Фальк застыл, пытаясь неподвижностью своей хилой фигуры выразить величавое возмущение. Голову он тоже вздернул и запрокинул надменно.
— Чистых шведских кровей, — не сказал, а выговорил он. — Только уже не знаю, в каком поколении. Дальше сплошные российские служивые дворяне.
— А еврейское что-то есть в вас, несомненно есть, — тоном прожженного кадровика заметил Рубин с хорошо удавшимся неодобрением. — Живость в вас какая-то не наша. Фигура. Вот опять же знаете вы чересчур много… Может быть, бабушка ваша того-этого? Вы скажите сразу чистосердечно, мы ведь нацию вашу не ущемляем, она и так везде пролезет, нам главное, чтоб не скрывали. Откровенно. Искренне. Колитесь.
— Чист я, гражданин начальник, — с надрывной исповедальной интимностью ответил Фальк, принимая игру. — До такой, представьте, степени чист, что даже сам ихнего брата с трудом переношу. Вот они где все у меня сидят.
И Фальк ребром ладони с остервенением постучал по горлу.
— Это вы, между прочим, лишнее что-то говорите, — обиделся Рубин. — Вы уж, батенька, играть играйте, а перехлестывать не надо — вдруг поверю.
— Не поверите, — вдруг посерьезнев, сказал Фальк. — Дело же не в чуши этой, кто какой породы, а в религии нашей общей — вот что главное. Неназываемой религии, неопределимой, словом не ухватишь, однако явной.
— Объясните, — попросил Рубин. — Попытайтесь. Фальк снял очки и чуть обезьяньим быстрым движением тонких пальцев потер левый глаз. Снова надел очки и длинно посмотрел на замолчавшего Рубина.
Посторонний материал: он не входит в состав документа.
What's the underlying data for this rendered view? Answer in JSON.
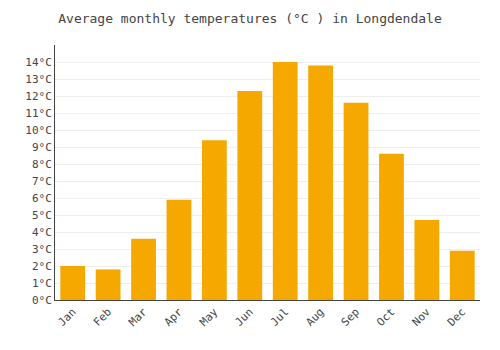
{
  "chart_data": {
    "type": "bar",
    "title": "Average monthly temperatures (°C ) in Longdendale",
    "categories": [
      "Jan",
      "Feb",
      "Mar",
      "Apr",
      "May",
      "Jun",
      "Jul",
      "Aug",
      "Sep",
      "Oct",
      "Nov",
      "Dec"
    ],
    "values": [
      2.0,
      1.8,
      3.6,
      5.9,
      9.4,
      12.3,
      14.0,
      13.8,
      11.6,
      8.6,
      4.7,
      2.9
    ],
    "color": "#F5A800",
    "ylim": [
      0,
      15
    ],
    "yticks": [
      {
        "value": 0,
        "label": "0°C"
      },
      {
        "value": 1,
        "label": "1°C"
      },
      {
        "value": 2,
        "label": "2°C"
      },
      {
        "value": 3,
        "label": "3°C"
      },
      {
        "value": 4,
        "label": "4°C"
      },
      {
        "value": 5,
        "label": "5°C"
      },
      {
        "value": 6,
        "label": "6°C"
      },
      {
        "value": 7,
        "label": "7°C"
      },
      {
        "value": 8,
        "label": "8°C"
      },
      {
        "value": 9,
        "label": "9°C"
      },
      {
        "value": 10,
        "label": "10°C"
      },
      {
        "value": 11,
        "label": "11°C"
      },
      {
        "value": 12,
        "label": "12°C"
      },
      {
        "value": 13,
        "label": "13°C"
      },
      {
        "value": 14,
        "label": "14°C"
      }
    ],
    "grid": true
  }
}
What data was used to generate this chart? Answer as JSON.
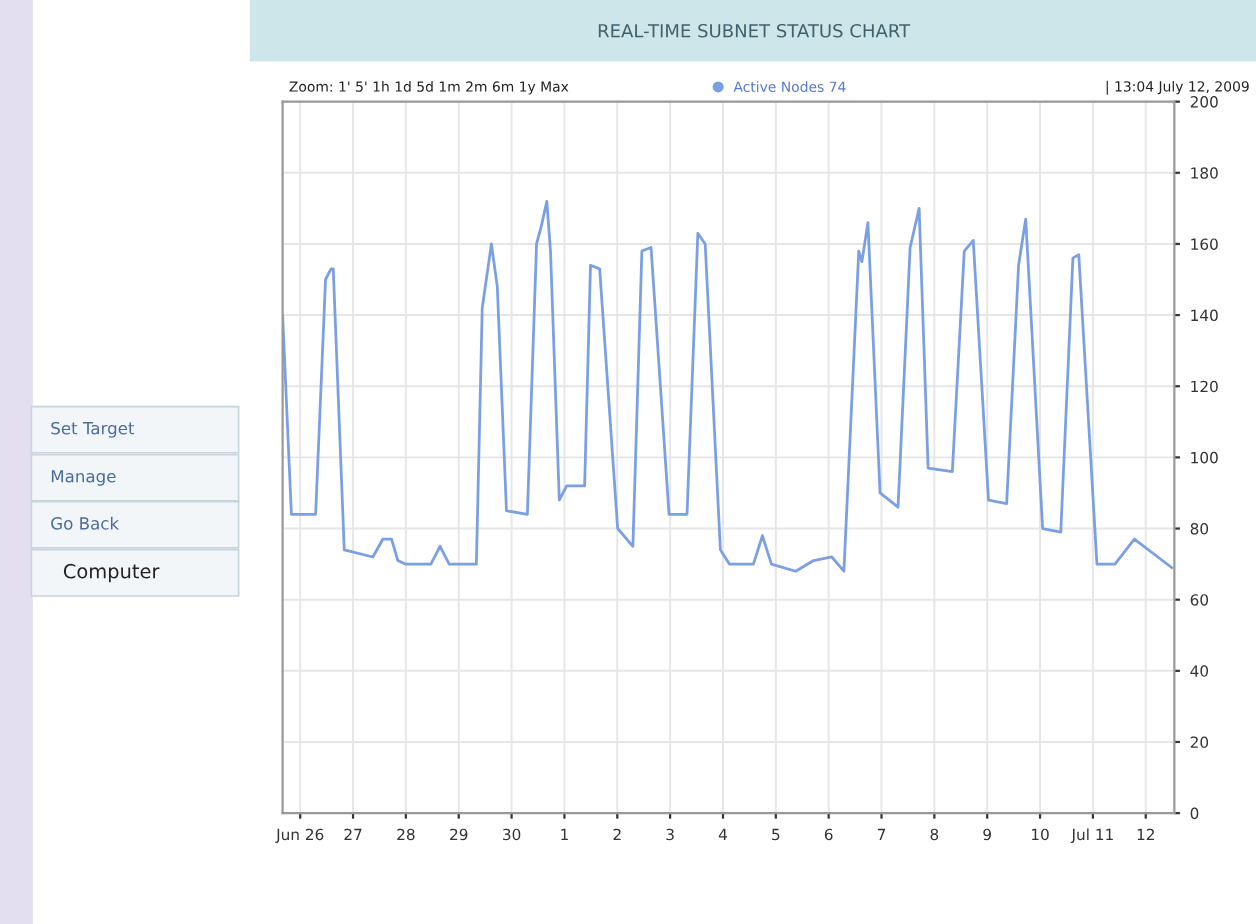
{
  "chart_data": {
    "type": "line",
    "title": "REAL-TIME SUBNET STATUS CHART",
    "x": [
      "2009-06-25T16:00",
      "2009-06-25T20:00",
      "2009-06-26T07:00",
      "2009-06-26T11:30",
      "2009-06-26T14:00",
      "2009-06-26T15:00",
      "2009-06-26T20:00",
      "2009-06-27T09:00",
      "2009-06-27T13:30",
      "2009-06-27T17:30",
      "2009-06-27T20:20",
      "2009-06-27T23:40",
      "2009-06-28T11:20",
      "2009-06-28T15:30",
      "2009-06-28T19:40",
      "2009-06-29T08:00",
      "2009-06-29T10:40",
      "2009-06-29T14:50",
      "2009-06-29T17:30",
      "2009-06-29T21:40",
      "2009-06-30T07:10",
      "2009-06-30T11:20",
      "2009-06-30T13:30",
      "2009-06-30T16:00",
      "2009-06-30T17:40",
      "2009-06-30T21:40",
      "2009-07-01T01:00",
      "2009-07-01T09:10",
      "2009-07-01T11:50",
      "2009-07-01T16:00",
      "2009-07-02T00:10",
      "2009-07-02T07:05",
      "2009-07-02T11:10",
      "2009-07-02T15:20",
      "2009-07-02T23:30",
      "2009-07-03T07:40",
      "2009-07-03T12:35",
      "2009-07-03T15:55",
      "2009-07-03T22:50",
      "2009-07-04T02:55",
      "2009-07-04T13:50",
      "2009-07-04T17:55",
      "2009-07-04T22:00",
      "2009-07-05T09:00",
      "2009-07-05T17:10",
      "2009-07-06T01:25",
      "2009-07-06T06:55",
      "2009-07-06T13:40",
      "2009-07-06T15:05",
      "2009-07-06T17:50",
      "2009-07-06T23:20",
      "2009-07-07T07:30",
      "2009-07-07T13:00",
      "2009-07-07T17:05",
      "2009-07-07T21:10",
      "2009-07-08T08:10",
      "2009-07-08T13:35",
      "2009-07-08T17:40",
      "2009-07-09T00:35",
      "2009-07-09T08:50",
      "2009-07-09T14:15",
      "2009-07-09T17:30",
      "2009-07-10T01:10",
      "2009-07-10T09:25",
      "2009-07-10T14:55",
      "2009-07-10T17:35",
      "2009-07-11T01:50",
      "2009-07-11T10:00",
      "2009-07-11T18:50",
      "2009-07-12T11:50"
    ],
    "series": [
      {
        "name": "Active Nodes 74",
        "color": "#7b9fe3",
        "values": [
          140,
          84,
          84,
          150,
          153,
          153,
          74,
          72,
          77,
          77,
          71,
          70,
          70,
          75,
          70,
          70,
          142,
          160,
          148,
          85,
          84,
          160,
          165,
          172,
          158,
          88,
          92,
          92,
          154,
          153,
          80,
          75,
          158,
          159,
          84,
          84,
          163,
          160,
          74,
          70,
          70,
          78,
          70,
          68,
          71,
          72,
          68,
          158,
          155,
          166,
          90,
          86,
          159,
          170,
          97,
          96,
          158,
          161,
          88,
          87,
          154,
          167,
          80,
          79,
          156,
          157,
          70,
          70,
          77,
          69
        ]
      }
    ],
    "xlim": [
      "2009-06-25T16:00",
      "2009-07-12T13:00"
    ],
    "xticks": [
      {
        "value": "2009-06-26",
        "label": "Jun 26"
      },
      {
        "value": "2009-06-27",
        "label": "27"
      },
      {
        "value": "2009-06-28",
        "label": "28"
      },
      {
        "value": "2009-06-29",
        "label": "29"
      },
      {
        "value": "2009-06-30",
        "label": "30"
      },
      {
        "value": "2009-07-01",
        "label": "1"
      },
      {
        "value": "2009-07-02",
        "label": "2"
      },
      {
        "value": "2009-07-03",
        "label": "3"
      },
      {
        "value": "2009-07-04",
        "label": "4"
      },
      {
        "value": "2009-07-05",
        "label": "5"
      },
      {
        "value": "2009-07-06",
        "label": "6"
      },
      {
        "value": "2009-07-07",
        "label": "7"
      },
      {
        "value": "2009-07-08",
        "label": "8"
      },
      {
        "value": "2009-07-09",
        "label": "9"
      },
      {
        "value": "2009-07-10",
        "label": "10"
      },
      {
        "value": "2009-07-11",
        "label": "Jul 11"
      },
      {
        "value": "2009-07-12",
        "label": "12"
      }
    ],
    "ylim": [
      0,
      200
    ],
    "yticks": [
      0,
      20,
      40,
      60,
      80,
      100,
      120,
      140,
      160,
      180,
      200
    ],
    "grid": true,
    "legend": "top right",
    "marker": "none",
    "line_style": "solid",
    "annotations": [
      "Zoom: 1' 5' 1h 1d 5d 1m 2m 6m 1y Max",
      "| 13:04 July 12, 2009",
      "Set Target",
      "Manage",
      "Go Back",
      "Computer"
    ]
  }
}
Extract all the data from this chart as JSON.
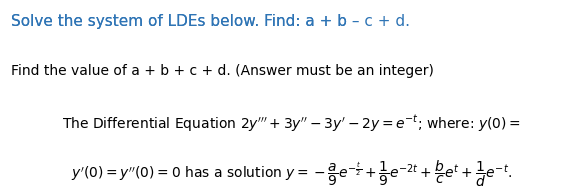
{
  "line1": "Solve the system of LDEs below. Find: a + b - c + d.",
  "line2": "Find the value of a + b + c + d. (Answer must be an integer)",
  "line3_part1": "The Differential Equation 2y″′ + 3y″ – 3y′ – 2y = e",
  "line3_sup1": "−t",
  "line3_part2": "; where: y(0) =",
  "line4_part1": "y′(0) = y″(0) = 0 has a solution y = −",
  "bg_color": "#ffffff",
  "text_color": "#000000",
  "title_color": "#2e74b5",
  "font_size_title": 11,
  "font_size_body": 10,
  "font_size_eq": 10
}
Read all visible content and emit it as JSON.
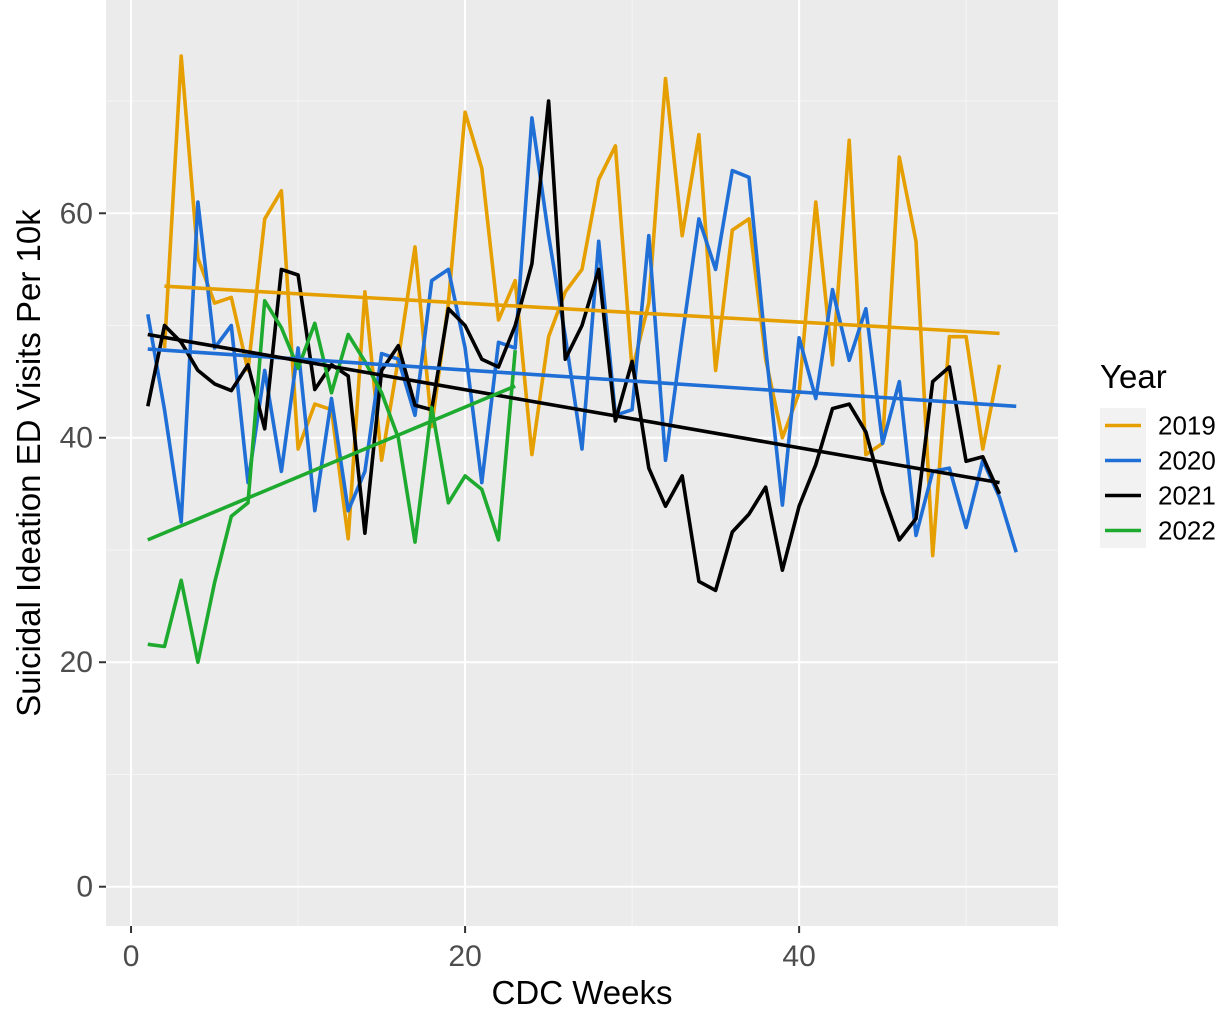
{
  "chart_data": {
    "type": "line",
    "title": "",
    "xlabel": "CDC Weeks",
    "ylabel": "Suicidal Ideation ED Visits Per 10k",
    "xlim": [
      -1.5,
      55.5
    ],
    "ylim": [
      -3.5,
      79
    ],
    "xticks": [
      0,
      20,
      40
    ],
    "xtick_labels": [
      "0",
      "20",
      "40"
    ],
    "yticks": [
      0,
      20,
      40,
      60
    ],
    "ytick_labels": [
      "0",
      "20",
      "40",
      "60"
    ],
    "grid": true,
    "legend": {
      "title": "Year",
      "position": "right"
    },
    "series": [
      {
        "name": "2019",
        "color": "#E69F00",
        "x": [
          2,
          3,
          4,
          5,
          6,
          7,
          8,
          9,
          10,
          11,
          12,
          13,
          14,
          15,
          16,
          17,
          18,
          19,
          20,
          21,
          22,
          23,
          24,
          25,
          26,
          27,
          28,
          29,
          30,
          31,
          32,
          33,
          34,
          35,
          36,
          37,
          38,
          39,
          40,
          41,
          42,
          43,
          44,
          45,
          46,
          47,
          48,
          49,
          50,
          51,
          52
        ],
        "values": [
          48,
          74,
          56,
          52,
          52.5,
          46,
          59.5,
          62,
          39,
          43,
          42.5,
          31,
          53,
          38,
          47,
          57,
          41,
          52,
          69,
          64,
          50.5,
          54,
          38.5,
          49,
          53,
          55,
          63,
          66,
          46,
          52,
          72,
          58,
          67,
          46,
          58.5,
          59.5,
          47,
          40,
          44,
          61,
          46.5,
          66.5,
          38.5,
          39.5,
          65,
          57.5,
          29.5,
          49,
          49,
          39,
          46.5
        ],
        "trend": {
          "x": [
            2,
            52
          ],
          "y": [
            53.5,
            49.3
          ]
        }
      },
      {
        "name": "2020",
        "color": "#1F6FD6",
        "x": [
          1,
          2,
          3,
          4,
          5,
          6,
          7,
          8,
          9,
          10,
          11,
          12,
          13,
          14,
          15,
          16,
          17,
          18,
          19,
          20,
          21,
          22,
          23,
          24,
          25,
          26,
          27,
          28,
          29,
          30,
          31,
          32,
          33,
          34,
          35,
          36,
          37,
          38,
          39,
          40,
          41,
          42,
          43,
          44,
          45,
          46,
          47,
          48,
          49,
          50,
          51,
          52,
          53
        ],
        "values": [
          51,
          42.5,
          32.5,
          61,
          48,
          50,
          36,
          46,
          37,
          48,
          33.5,
          43.5,
          33.5,
          37,
          47.5,
          47,
          42,
          54,
          55,
          48,
          36,
          48.5,
          48,
          68.5,
          58,
          49,
          39,
          57.5,
          42,
          42.5,
          58,
          38,
          49,
          59.5,
          55,
          63.8,
          63.2,
          48,
          34,
          48.9,
          43.5,
          53.2,
          46.9,
          51.5,
          39.5,
          45,
          31.3,
          37,
          37.3,
          32,
          38,
          34.7,
          29.8
        ],
        "trend": {
          "x": [
            1,
            53
          ],
          "y": [
            47.9,
            42.8
          ]
        }
      },
      {
        "name": "2021",
        "color": "#000000",
        "x": [
          1,
          2,
          3,
          4,
          5,
          6,
          7,
          8,
          9,
          10,
          11,
          12,
          13,
          14,
          15,
          16,
          17,
          18,
          19,
          20,
          21,
          22,
          23,
          24,
          25,
          26,
          27,
          28,
          29,
          30,
          31,
          32,
          33,
          34,
          35,
          36,
          37,
          38,
          39,
          40,
          41,
          42,
          43,
          44,
          45,
          46,
          47,
          48,
          49,
          50,
          51,
          52
        ],
        "values": [
          42.8,
          50,
          48.5,
          46,
          44.8,
          44.2,
          46.5,
          40.8,
          55,
          54.5,
          44.3,
          46.5,
          45.5,
          31.5,
          46,
          48.2,
          42.9,
          42.5,
          51.5,
          50,
          47,
          46.3,
          50,
          55.5,
          70,
          47,
          50,
          55,
          41.5,
          46.8,
          37.3,
          33.9,
          36.6,
          27.2,
          26.4,
          31.6,
          33.2,
          35.6,
          28.2,
          33.9,
          37.6,
          42.6,
          43,
          40.5,
          35.1,
          30.9,
          32.8,
          45,
          46.3,
          37.9,
          38.3,
          35
        ],
        "trend": {
          "x": [
            1,
            52
          ],
          "y": [
            49.2,
            36
          ]
        }
      },
      {
        "name": "2022",
        "color": "#1DAA2E",
        "x": [
          1,
          2,
          3,
          4,
          5,
          6,
          7,
          8,
          9,
          10,
          11,
          12,
          13,
          14,
          15,
          16,
          17,
          18,
          19,
          20,
          21,
          22,
          23
        ],
        "values": [
          21.6,
          21.4,
          27.3,
          20,
          27.1,
          33,
          34.2,
          52.2,
          49.8,
          46.2,
          50.2,
          44,
          49.2,
          46.8,
          44,
          40,
          30.7,
          42.7,
          34.2,
          36.6,
          35.4,
          30.9,
          47.8
        ],
        "trend": {
          "x": [
            1,
            23
          ],
          "y": [
            30.9,
            44.6
          ]
        }
      }
    ]
  }
}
— Ну, раз уж начали, — отрывисто сказал он и пробежался по комнате вдоль книжных полок. Маленький, щуплый, быстрый. Метр в шляпе на коньках, вспомнил почему-то Рубин, как дразнили в школе отстающих по росту.
Пробежав, Фальк обернулся и опять застыл.
— Я этой религии, — сказал он медленно, — даже название мог бы дать, если вы простите мне назойливую склонность каламбурить…
Рубин открыл рот, но Фальк властно выставил ладонь, останавливая его и не желая прерываться.
— Я бы ее назвал — конфузианство. Мы все одинаково находимся в некоем нездоровом состоянии конфуза, сконфуженности, контузии. От рабства нашего, от блядства несусветного нашего, от бессилия, от бесправия, растерянности. Ибо никакого выхода не видим. Все вы — растерянное поколение, наверняка сказала бы Гертруда Стайн, доведись ей с нами разговаривать.
Рубин засмеялся, обрадованный этим винегретом из точной мысли и ловко перевранного эпиграфа где-то в Хемингуэе.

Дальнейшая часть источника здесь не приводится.